Picado por la curiosidad, Andy hurgó en el bolsillo, introdujo los dedos por un agujero y descubrió en el forro la llave del consultorio médico de la isla.

—¡Ah! —exclamó el dentista al verla—. ¡La llave que se llevó el chico cuando me encerró en la consulta después de arrearme un puñetazo en la nariz sin ningún motivo!

—¡Pensaba que había dicho que no le secuestraron! —Hammer lo había pescado en una mentira.

—Soy una víctima inocente —replicó Faux—. Exijo que me dejen en libertad de inmediato. Y estoy decidido a presentar cargos. Esa gente violenta e indigna de confianza me retuvo contra mi voluntad y, probablemente, han sido ellos los que me han denunciado por fraude.

—He visto sus dentaduras —intervino Andy—. Y sólo hay que ver la de Fonny Boy. ¿Cuántos empastes, endodoncias, coronas y extracciones te ha hecho a ti, Fonny Boy?

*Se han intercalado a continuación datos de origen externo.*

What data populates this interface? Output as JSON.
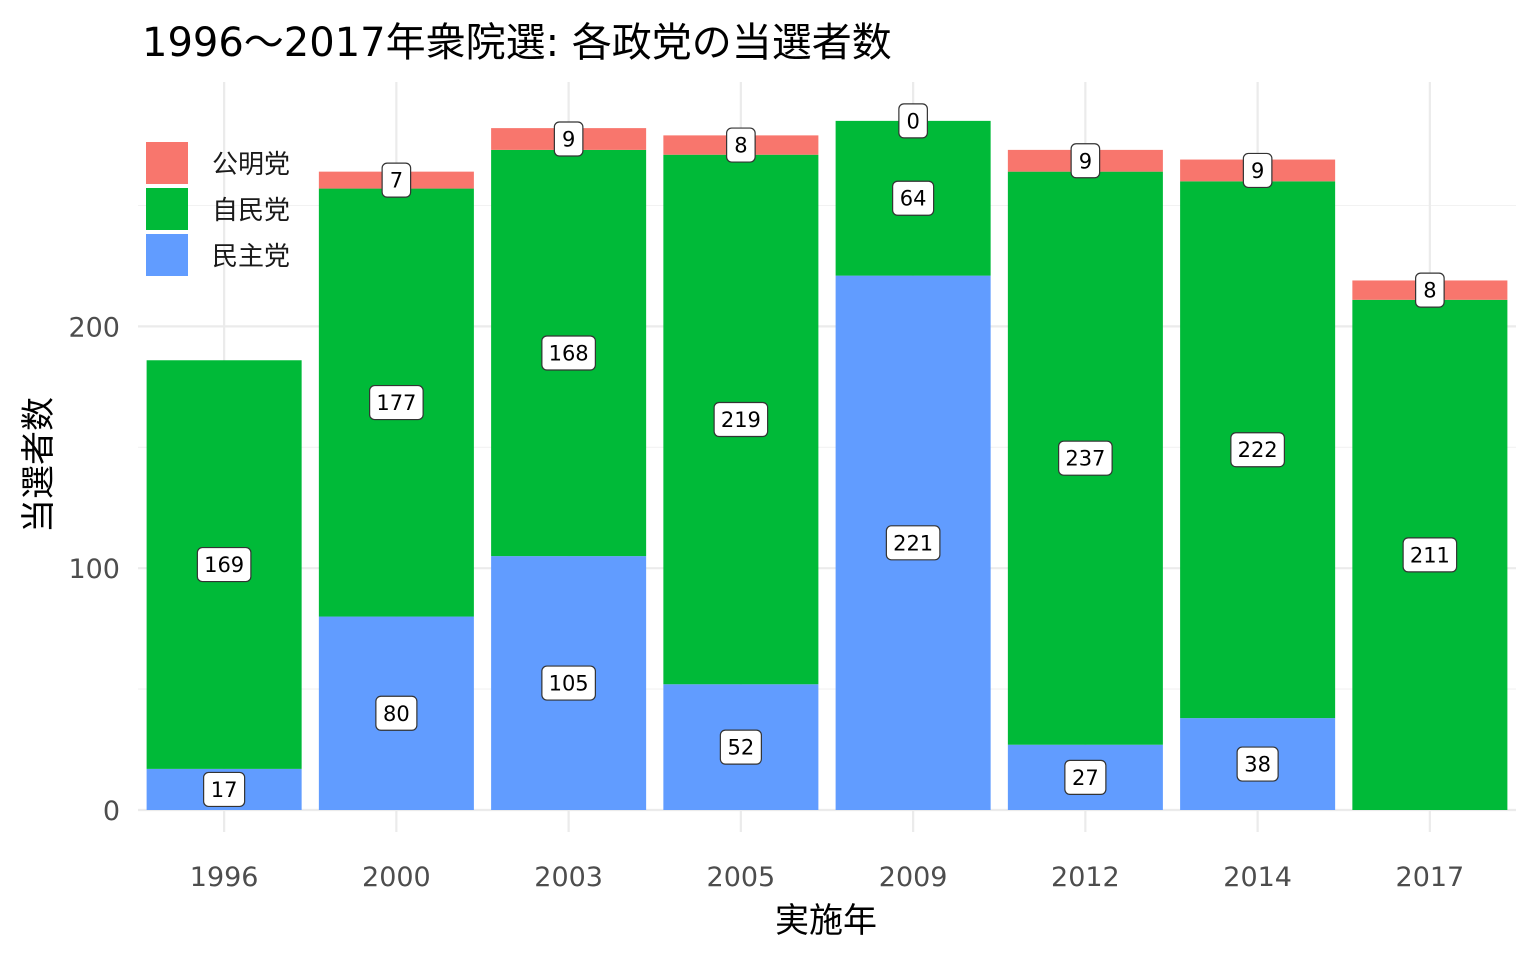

El muchacho no las recordaba todas y era incapaz de contarlas, por lo numerosas. Apretó un bolsillo de los vaqueros y palpó la pieza de metal. Se dio cuenta de que se hallaba en un grave apuro debido a lo que el dentista había contado de él, y pensó que sería mejor proporcionarle al agente lo que quería. Al fin y al cabo, el pedazo de metal no debía de tener mucho valor y lo único que importaba era salir de allí, regresar donde estaba la jaula para cangrejos y descubrir el barco hundido y el tesoro.

Andy sostuvo en sus manos el pedazo de hierro irregular, viejo y oxidado, y lo estudió con tanto asombro como si fuera una antigüedad única.

—Necesitamos hacer la prueba del carbono a este objeto —dijo a Hammer—. Podría ser muy importante.